The Communications Authority of Kenya (CA) Friday denied media reports that it is implementing a Device Management System (DMS) with intention of monitoring and snooping into private data of mobile phone users.
In a statement to newsrooms, CA director-general Francis Wangusi said the intended move is instead aimed at restraining spread of counterfeit devices illegally imported into the country for use by the public.
The authority said proliferation of fake gadgets is posing a serious challenge to mobile networks and subscribers, while at the same time degrading quality of service to users.
Some media reports on Thursday, quoting the Consumer Federation of Kenya (Cofek), said that CA had asked mobile network operators to allow its agents to plant gadgets on all mobile networks to gain access to information on mobile devices and details on subscribers’ voice calls and SMS messages, as well as mobile money transactions, which is against the law.

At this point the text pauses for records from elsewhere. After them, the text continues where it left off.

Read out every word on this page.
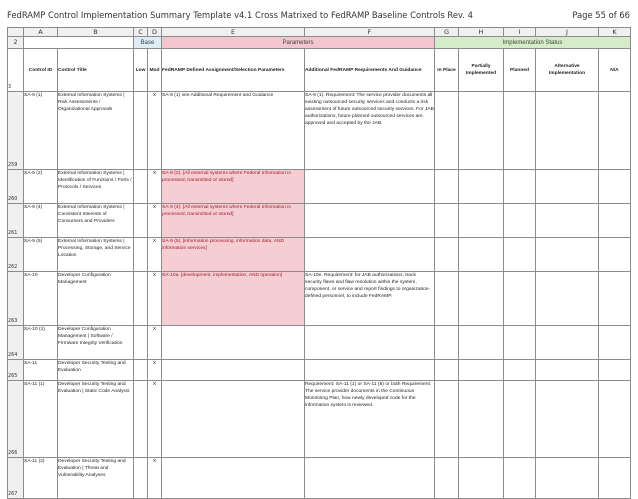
FedRAMP Control Implementation Summary Template v4.1 Cross Matrixed to FedRAMP Baseline Controls Rev. 4	Page 55 of 66
	A	B	C	D	E	F	G	H	I	J	K
2			Base		Parameters		Implementation Status				
3	Control ID	Control Title	Low	Mod	FedRAMP Defined Assignment/Selection Parameters	Additional FedRAMP Requirements And Guidance	In Place	Partially Implemented	Planned	Alternative Implementation	N/A
259	SA-9 (1)	External Information Systems | Risk Assessments / Organizational Approvals		X	SA-9 (1) see Additional Requirement and Guidance	SA-9 (1). Requirement: The service provider documents all existing outsourced security services and conducts a risk assessment of future outsourced security services. For JAB authorizations, future planned outsourced services are approved and accepted by the JAB.					
260	SA-9 (2)	External Information Systems | Identification of Functions / Ports / Protocols / Services		X	SA-9 (2). [All external systems where Federal information is processed, transmitted or stored]						
261	SA-9 (4)	External Information Systems | Consistent Interests of Consumers and Providers		X	SA-9 (4). [All external systems where Federal information is processed, transmitted or stored]						
262	SA-9 (5)	External Information Systems | Processing, Storage, and Service Location		X	SA-9 (5). [information processing, information data, AND information services]						
263	SA-10	Developer Configuration Management		X	SA-10a. [development, implementation, AND operation]	SA-10e. Requirement: for JAB authorizations, track security flaws and flaw resolution within the system, component, or service and report findings to organization-defined personnel, to include FedRAMP.					
264	SA-10 (1)	Developer Configuration Management | Software / Firmware Integrity Verification		X							
265	SA-11	Developer Security Testing and Evaluation		X							
266	SA-11 (1)	Developer Security Testing and Evaluation | Static Code Analysis		X		Requirement: SA-11 (1) or SA-11 (8) or both Requirement: The service provider documents in the Continuous Monitoring Plan, how newly developed code for the information system is reviewed.					
267	SA-11 (2)	Developer Security Testing and Evaluation | Threat and Vulnerability Analyses		X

The reports had also suggested that CA’s move would compromise consumer privacy. But the authority said it only following criminal trade like money laundering being perpetuated on its network.
“CA, following extensive consultation with industry and other stakeholders including Cofek, facilitated the setup of an SMS-based mobile device verification service, through the “1555” short code, for use by consumers in confirming the status of mobile devices before purchase,” said Wangusi.
He said the DMS is able to isolate and repudiate services to the illegal devices with potential of being used for criminal intent to compromise security.
“The set-up of the device verification system was undertaken with the understanding that there would be a second phase that would involve deployment of a more comprehensive system that would address importation of illegal devices, pre-shipment verification of devices as well as denial of service of devices already in the market,” said Wangusi.